Has anyone ever told you to use the metronome when practicing recorder? Perhaps you tried it, but found it stressful, or difficult? It’s a common thing, particularly if you’re less experienced or you’ve just never tried using one before. But using a metronome when practicing recorder really can make a difference to your playing. Here’s why.
My recorder quartet has been playing for a while, and one of the pieces in our repertoire is ‘Pina ya Phala’ by Soren Sieg. Sieg writes wonderful trios and quartets inspired by African rhythms, so they are full of syncopation and notes occurring just off the beat. We’ve played this piece for a while, and feel fairly familiar with it.
Pina ya Phala is actually a trio, and while I stay on the tenor line, the treble line is played by two quartet members, depending on who is around and available. Last night at rehearsal, Tim, who hasn’t played it so much, found it difficult to count the 15 bars before his entry. He said that Ellen and I were adding in extra quaver beats that made it hard to count.

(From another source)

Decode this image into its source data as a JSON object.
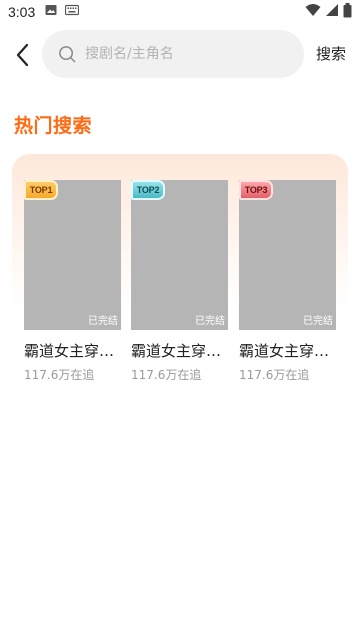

We were a little affronted, but got out the metronome and played the movement again.
And Tim was right. Darn!
Sometimes, especially with pieces that have syncopation or irregular time signatures, it can be tempting to add in extra notes. Or maybe you speed up during the faster passages, and wallow around in the beauty of the slower melodic lines (like me!). It is at points like these that using the metronome when practicing recorder can be really handy.
- The metronome doesn’t lie. You find out all the spots where your tempo is off;
- It takes away the added mental process of having to keep time, so you can concentrate on playing what is in front of you. You are effectively outsourcing counting to an external device;
- Fast passages can become easier because you are less likely to rush, and therefore have more time.
So have a go at playing through your piece with a metronome, using the following tips:
- LEARN THE NOTES FIRST! There’s no point discouraging yourself trying to keep in time playing something you don’t know properly;
- Pick a sensible speed. Sometimes people choose tempo that is too fast, break down in the fast sections, and then beat themselves up for not being able to keep up. The metronome is there to help you learn a good even tempo; it isn’t a stick!
- Don’t beat your foot. Typically you’ll beat time with your foot at the (variable) speed you usually use, and get out of time with the metronome. That just leads to confusion. Let the gadget do the work.
Do you use a metronome when you practice? How does it help you? And if you don’t give it a go, and let me know if it helps!